Au lendemain de la révolution russe, les collections privées furent nationalisées et mises à l’ombre. Aujourd’hui, ces trésors de l’art moderne font halte à Amsterdam.

Les musées ont toujours quelques longueurs de retard sur les collectionneurs. S’ils récupèrent parfois ce patrimoine, celui-ci est souvent dispersé après la mort des propriétaires ou tout simplement confisqué de leur vivant, parfois pour raison d’Etat. Pis, celui-ci peut décider de le mettre à l’ombre. Voire de le gommer. Au lendemain de la révolution russe, il n’était pas bon d’avouer sa passion bourgeoise pour la collection privée. Deux amateurs particulièrement éclairés, curieux et hommes d’affaires avisés, Anton Mozorov et Sergey Shchukin, avaient pris, aux dernières années du xixe siècle, l’habitude de séjourner régulièrement à Paris. De galeries en ateliers, ils emportèrent de véritables trésors de ce qu’on appellerait plus tard l’art moderne. Après avoir acquis un Renoir en 1898, le premier achète, en 1907, l’une des plus belles Montagne Saint-Victoire de Cézanne. Le second emporte, dès 1903, des toiles de Gauguin. Mais c’est Matisse qui le passionne davantage au point de lui passer commande ( La Danse, c’est lui) et de compter jusqu’à 50 £uvres du maître français qu’il expose à Moscou, dans sa maison-musée aussitôt devenue le lieu de rendez-vous des jeunes artistes.

En fait, leur regard était exemplaire et totalement décomplexé. En cause, peut-être, leur métier lié à l’industrie textile qui les avait exercés à voir les qualités chromatiques et ornementales des tissus qu’ils achetaient, créaient et vendaient aux quatre coins du monde. Or le fauvisme vise à exalter la teinte et, avec elle, des rapports nouveaux entre la ligne, la teinte et l’espace. Du coup, ils achètent très tôt non seulement des Matisse mais aussi des Derain, Vlaminck, Utrillo, Manguin, Dufy, Van Dongen.

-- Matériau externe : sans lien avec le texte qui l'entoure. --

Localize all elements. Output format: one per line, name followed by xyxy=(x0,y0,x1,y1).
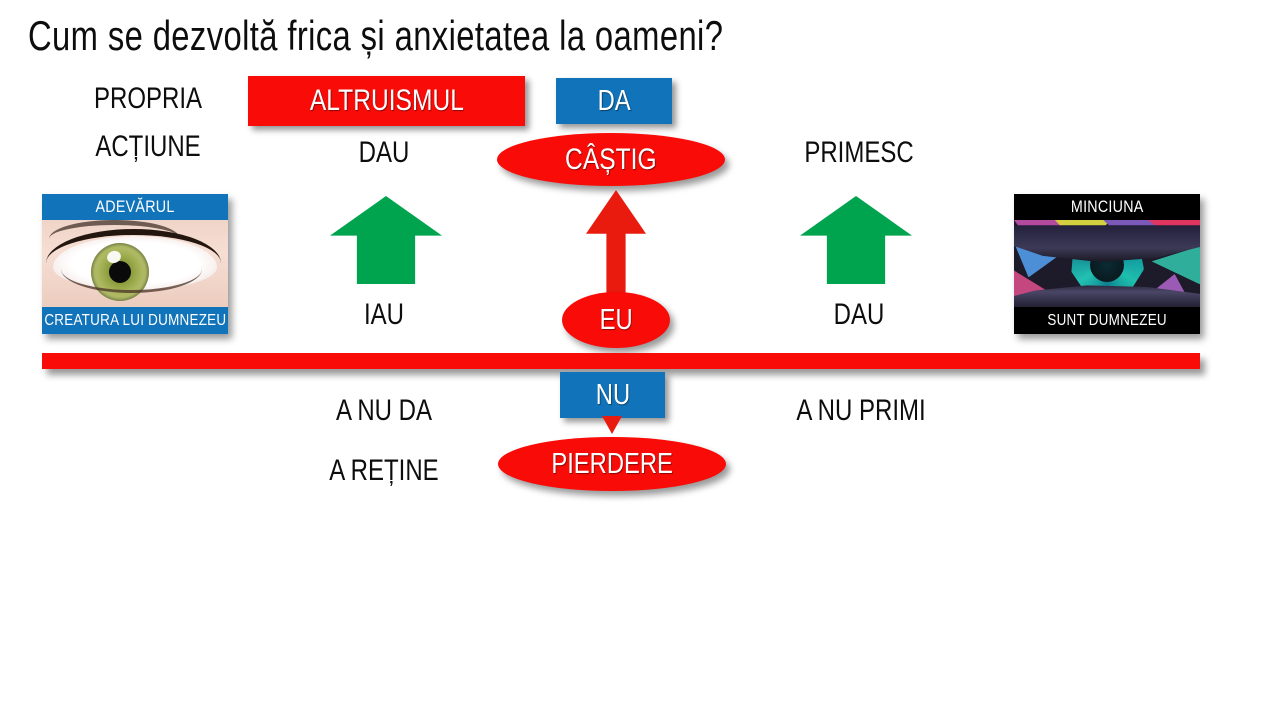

La deuxième grande révolution de l’art du xxe siècle, le cubisme, n’échappe pas non plus à leur sagacité. Et voilà Picasso avec des toiles qui vont de la période bleue ( Le Buveur d’absinthe, 1901) aux £uvres du cubisme le plus audacieux ( Bouteille de Pernod, 1912). On trouve aussi des expressionnistes de la première heure comme Chaïm Soutine et Georges Rouault ainsi que les peintres russes qui vont compter comme Kandinsky et Malevich. Pourtant, il faudra encore bien des années avant que ne sortent au grand jour ces merveilles de la peinture du xxe siècle. Entre-temps, bien des histoires de l’art auront été écrites, au risque parfois d’oublier l’un ou l’autre jalon d’importance.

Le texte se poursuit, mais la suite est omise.